Blattner Preserve is a 7-acre parcel of land containing open grown Oak and Hickory trees and an isolated wetland. It was dedicated to the City of Muskego in 2004 through the platting of Boxhorn Reserve Subdivision.
Historically the area was likely oak savanna and was apparently utilized as a pasture through most of the 1900’s.
There are many large open-grown Bur oak, White oak, Red oak/Black oak, and Shagbark hickory trees here. However, prior to restoration work, the understory was dominated by invasive shrubs and relatively few native forbs were found. The western side had a slightly greater tree density that included Green ash and American elm among other species.
Some common woodland spring ephemerals flourished in the areas of denser canopy and Shooting star was found in more open areas.
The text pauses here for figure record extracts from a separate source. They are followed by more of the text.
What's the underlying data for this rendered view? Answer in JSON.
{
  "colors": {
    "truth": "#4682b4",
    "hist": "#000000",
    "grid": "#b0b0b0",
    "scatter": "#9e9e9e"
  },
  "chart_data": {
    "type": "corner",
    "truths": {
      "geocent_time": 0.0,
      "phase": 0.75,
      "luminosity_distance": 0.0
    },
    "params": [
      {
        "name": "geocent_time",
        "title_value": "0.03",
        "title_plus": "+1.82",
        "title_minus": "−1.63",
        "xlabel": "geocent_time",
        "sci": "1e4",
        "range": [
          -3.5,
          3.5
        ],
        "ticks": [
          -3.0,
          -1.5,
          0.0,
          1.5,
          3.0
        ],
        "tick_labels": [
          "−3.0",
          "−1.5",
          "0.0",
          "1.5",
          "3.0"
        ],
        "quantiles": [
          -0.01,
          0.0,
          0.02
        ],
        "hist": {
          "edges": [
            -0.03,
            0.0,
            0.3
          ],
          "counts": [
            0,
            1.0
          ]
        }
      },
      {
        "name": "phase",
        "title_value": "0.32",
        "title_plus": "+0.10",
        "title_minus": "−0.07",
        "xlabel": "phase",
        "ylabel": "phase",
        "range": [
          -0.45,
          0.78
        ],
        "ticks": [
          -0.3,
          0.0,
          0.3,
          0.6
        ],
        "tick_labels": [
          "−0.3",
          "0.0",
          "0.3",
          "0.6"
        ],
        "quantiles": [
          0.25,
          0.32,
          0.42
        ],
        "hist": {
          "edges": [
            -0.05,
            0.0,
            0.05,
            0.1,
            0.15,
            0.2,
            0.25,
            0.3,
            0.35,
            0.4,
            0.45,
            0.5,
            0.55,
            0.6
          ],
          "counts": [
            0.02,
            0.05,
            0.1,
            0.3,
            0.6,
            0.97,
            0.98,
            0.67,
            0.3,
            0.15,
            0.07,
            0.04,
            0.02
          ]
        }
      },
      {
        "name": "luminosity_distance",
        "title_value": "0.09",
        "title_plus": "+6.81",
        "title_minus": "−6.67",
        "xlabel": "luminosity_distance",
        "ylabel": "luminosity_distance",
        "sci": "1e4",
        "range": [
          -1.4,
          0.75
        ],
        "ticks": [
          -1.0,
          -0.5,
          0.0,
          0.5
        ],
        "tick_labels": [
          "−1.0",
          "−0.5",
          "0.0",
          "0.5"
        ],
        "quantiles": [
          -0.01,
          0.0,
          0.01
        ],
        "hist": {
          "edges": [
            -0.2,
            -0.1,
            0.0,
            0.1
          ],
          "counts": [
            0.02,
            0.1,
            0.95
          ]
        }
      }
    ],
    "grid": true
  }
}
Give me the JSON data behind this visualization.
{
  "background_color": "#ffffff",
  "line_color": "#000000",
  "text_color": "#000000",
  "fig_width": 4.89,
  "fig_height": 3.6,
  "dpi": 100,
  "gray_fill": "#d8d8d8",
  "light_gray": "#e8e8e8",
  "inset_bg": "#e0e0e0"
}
A vegetation analysis by SEWRPC in 2008 showed a rather low overall floristic diversity.
The site also has a small pond on the eastern side that is ringed with wetland vegetation but portions are invaded with cattail and reed canary grass
Click here for site map.
This area is being managed to restore the oak savanna. Common buckthorn, honeysuckle, and multiflora rose have been largely controlled due to recent efforts of cutting, herbicide application, and prescribed burns. Management of garlic mustard, and burdock is ongoing throughout the oak savanna as well. Many of the green ash trees were removed to reduce the competition with hickories and oaks. In fall of 2009 the southeastern quadrant was seeded with 76 native oak savanna grasses, sedges, and forbs.